Ken Starr
Kenneth Starr (born July 21, 1946) was an American judge who was appointed to the Office of the Independent Counsel to investigate the Whitewater land transactions by President Clinton and later the Monica Lewinsky scandal.
Prior to his appointment as Independent Counsel, Starr had been a federal judge on the D.C. Circuit Court of Appeals and United States Solicitor General, under President George H.W. Bush. According to many, he was a very likely nomination for the United States Supreme Court. As a judge, Starr was respected by both political parties and was considered to be a moderate conservative with a broad view of freedom of the press.
In 1995 Starr was appointed by a three-judge panel to continue the Whitewater investigation, replacing Robert Fiske, who had been specially appointed by the Attorney General prior to the re-enactment of the Independent Counsel law. His powers were very broad, and he was given the right to subpoena nearly anyone he felt may have information relevant to the scandal.
Though his judicial reputation earned him inital popularity in the investigation, Starr's service soon turned controversial, especially after his powers were further expanded to investigate the Monica Lewinsky sex scandal. Republicans saw him as incompetent and too trusting of the president.
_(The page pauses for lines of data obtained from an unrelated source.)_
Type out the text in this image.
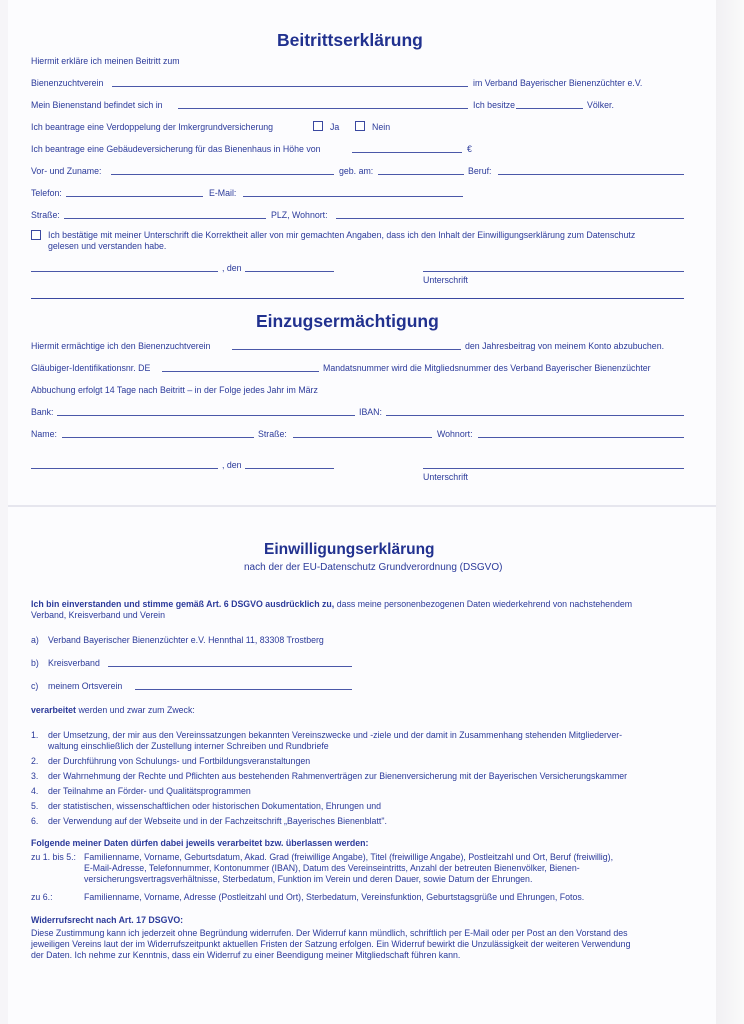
Beitrittserklärung
Hiermit erkläre ich meinen Beitritt zum
Bienenzuchtverein	im Verband Bayerischer Bienenzüchter e.V.
Mein Bienenstand befindet sich in	Ich besitze	Völker.
Ich beantrage eine Verdoppelung der Imkergrundversicherung	Ja	Nein
Ich beantrage eine Gebäudeversicherung für das Bienenhaus in Höhe von	€
Vor- und Zuname:	geb. am:	Beruf:
Telefon:	E-Mail:
Straße:	PLZ, Wohnort:
Ich bestätige mit meiner Unterschrift die Korrektheit aller von mir gemachten Angaben, dass ich den Inhalt der Einwilligungserklärung zum Datenschutz
gelesen und verstanden habe.
, den
Unterschrift
Einzugsermächtigung
Hiermit ermächtige ich den Bienenzuchtverein	den Jahresbeitrag von meinem Konto abzubuchen.
Gläubiger-Identifikationsnr. DE	Mandatsnummer wird die Mitgliedsnummer des Verband Bayerischer Bienenzüchter
Abbuchung erfolgt 14 Tage nach Beitritt – in der Folge jedes Jahr im März
Bank:	IBAN:
Name:	Straße:	Wohnort:
, den
Unterschrift
Einwilligungserklärung
nach der der EU-Datenschutz Grundverordnung (DSGVO)
Ich bin einverstanden und stimme gemäß Art. 6 DSGVO ausdrücklich zu, dass meine personenbezogenen Daten wiederkehrend von nachstehendem
Verband, Kreisverband und Verein
a) Verband Bayerischer Bienenzüchter e.V. Hennthal 11, 83308 Trostberg
b) Kreisverband
c) meinem Ortsverein
verarbeitet werden und zwar zum Zweck:
1. der Umsetzung, der mir aus den Vereinssatzungen bekannten Vereinszwecke und -ziele und der damit in Zusammenhang stehenden Mitgliederver-
waltung einschließlich der Zustellung interner Schreiben und Rundbriefe
2. der Durchführung von Schulungs- und Fortbildungsveranstaltungen
3. der Wahrnehmung der Rechte und Pflichten aus bestehenden Rahmenverträgen zur Bienenversicherung mit der Bayerischen Versicherungskammer
4. der Teilnahme an Förder- und Qualitätsprogrammen
5. der statistischen, wissenschaftlichen oder historischen Dokumentation, Ehrungen und
6. der Verwendung auf der Webseite und in der Fachzeitschrift „Bayerisches Bienenblatt".
Folgende meiner Daten dürfen dabei jeweils verarbeitet bzw. überlassen werden:
zu 1. bis 5.: Familienname, Vorname, Geburtsdatum, Akad. Grad (freiwillige Angabe), Titel (freiwillige Angabe), Postleitzahl und Ort, Beruf (freiwillig),
E-Mail-Adresse, Telefonnummer, Kontonummer (IBAN), Datum des Vereinseintritts, Anzahl der betreuten Bienenvölker, Bienen-
versicherungsvertragsverhältnisse, Sterbedatum, Funktion im Verein und deren Dauer, sowie Datum der Ehrungen.
zu 6.:	Familienname, Vorname, Adresse (Postleitzahl und Ort), Sterbedatum, Vereinsfunktion, Geburtstagsgrüße und Ehrungen, Fotos.
Widerrufsrecht nach Art. 17 DSGVO:
Diese Zustimmung kann ich jederzeit ohne Begründung widerrufen. Der Widerruf kann mündlich, schriftlich per E-Mail oder per Post an den Vorstand des
jeweiligen Vereins laut der im Widerrufszeitpunkt aktuellen Fristen der Satzung erfolgen. Ein Widerruf bewirkt die Unzulässigkeit der weiteren Verwendung
der Daten. Ich nehme zur Kenntnis, dass ein Widerruf zu einer Beendigung meiner Mitgliedschaft führen kann.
Democrats saw him as a repressed political zealot on a mission to remove Clinton. This controversy threatened to turn the prosecutor into the prosecuted when Starr's office acknowledged that it had leaked grand jury testimony in violation of Federal Rule of Criminal Procedure 6(e).
After resigning his office following five years of service, Starr returned to the appellate lawyer business where the fact that he never lost a case as independent counsel has earned him high regard as an attorney. Starr is now a partner at Kirkland and Ellis, specializing in complex litigation. He is one of the lead attorneys in a class-action lawsuit filed by a coalition of liberal and conservative groups (including the ACLU and the NRA) against the regulations created by the Bipartisan Campaign Reform Act of 2002, known informally as McCain-Feingold Act. In the case, Starr has argued that the law is an unconstitutional abridgement of free speech. On April 6, 2004, he was appointed dean of Pepperdine University's School of Law.